(REPOST: Clean Energy)

The energy technology firm concluded that there was potential for EVs to be a significant grid resource capable of supporting renewables, balancing the grid and alleviating network constraints at both local and national levels.

However the challenge will be in ensuring smart charging technology is used to transform the “threat” of EV-led demand peaks into an asset.

Analysis conducted by Open Energi examined the possibilities for flexibility through different charging scenarios, speeds and the time of day at which EVs are to charge using forecasts within National Grid’s Future Energy Scenarios document.

That analysis considered that by 2020 there would be an estimated 1.6 million EVs in the UK, offering between 200 – 550MW of turn-up flexibility at various times of day, as well as 400MW – 1.3GW of turn-down flexibility that would require smart charging technologies.

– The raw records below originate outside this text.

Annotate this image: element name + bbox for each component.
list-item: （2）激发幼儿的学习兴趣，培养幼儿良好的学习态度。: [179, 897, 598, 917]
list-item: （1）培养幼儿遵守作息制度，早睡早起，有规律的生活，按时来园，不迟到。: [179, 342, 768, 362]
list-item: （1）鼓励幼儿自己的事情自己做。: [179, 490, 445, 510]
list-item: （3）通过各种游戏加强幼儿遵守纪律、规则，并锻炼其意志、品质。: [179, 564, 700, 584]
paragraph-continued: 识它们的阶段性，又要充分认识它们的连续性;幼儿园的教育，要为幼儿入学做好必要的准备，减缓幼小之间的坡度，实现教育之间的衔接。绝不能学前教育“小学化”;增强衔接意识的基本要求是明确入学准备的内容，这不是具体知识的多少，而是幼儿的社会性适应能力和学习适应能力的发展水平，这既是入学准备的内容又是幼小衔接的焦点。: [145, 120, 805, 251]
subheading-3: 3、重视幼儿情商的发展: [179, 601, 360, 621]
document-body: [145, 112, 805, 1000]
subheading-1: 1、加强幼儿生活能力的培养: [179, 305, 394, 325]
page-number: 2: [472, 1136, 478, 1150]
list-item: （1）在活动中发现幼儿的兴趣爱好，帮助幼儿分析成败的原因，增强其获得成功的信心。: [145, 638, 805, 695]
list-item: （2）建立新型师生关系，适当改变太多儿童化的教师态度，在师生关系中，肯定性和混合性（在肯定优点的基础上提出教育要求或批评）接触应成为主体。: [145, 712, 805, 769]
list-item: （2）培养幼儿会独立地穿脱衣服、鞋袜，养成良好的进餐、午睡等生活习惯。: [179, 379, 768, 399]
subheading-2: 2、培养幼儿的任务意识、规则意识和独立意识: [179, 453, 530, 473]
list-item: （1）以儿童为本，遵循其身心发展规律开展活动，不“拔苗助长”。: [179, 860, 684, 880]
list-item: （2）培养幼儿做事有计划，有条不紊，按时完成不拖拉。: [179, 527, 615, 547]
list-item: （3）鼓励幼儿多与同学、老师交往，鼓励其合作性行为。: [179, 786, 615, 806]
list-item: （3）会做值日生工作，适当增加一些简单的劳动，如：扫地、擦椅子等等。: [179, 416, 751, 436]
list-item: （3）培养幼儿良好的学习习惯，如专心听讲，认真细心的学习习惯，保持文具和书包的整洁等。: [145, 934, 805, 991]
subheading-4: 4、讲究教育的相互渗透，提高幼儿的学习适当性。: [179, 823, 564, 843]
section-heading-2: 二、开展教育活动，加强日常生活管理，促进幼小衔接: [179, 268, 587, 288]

By 2030 this would increase exponentially, with 9 million EVs on the road providing as much as 3GW of turn-up and 8GW of turn-down flexibility throughout the day.

Dago Cedillos, strategy and innovation lead at Open Energi, said that the electrification of transport was happening “faster than anyone expected”.

“There has been a lot of attention given to the ‘worst-case’ scenarios but smart charging technology means EVs can be managed to the benefit of the system, and help accelerate our transition to a more reliable, affordable and sustainable energy future,” he said.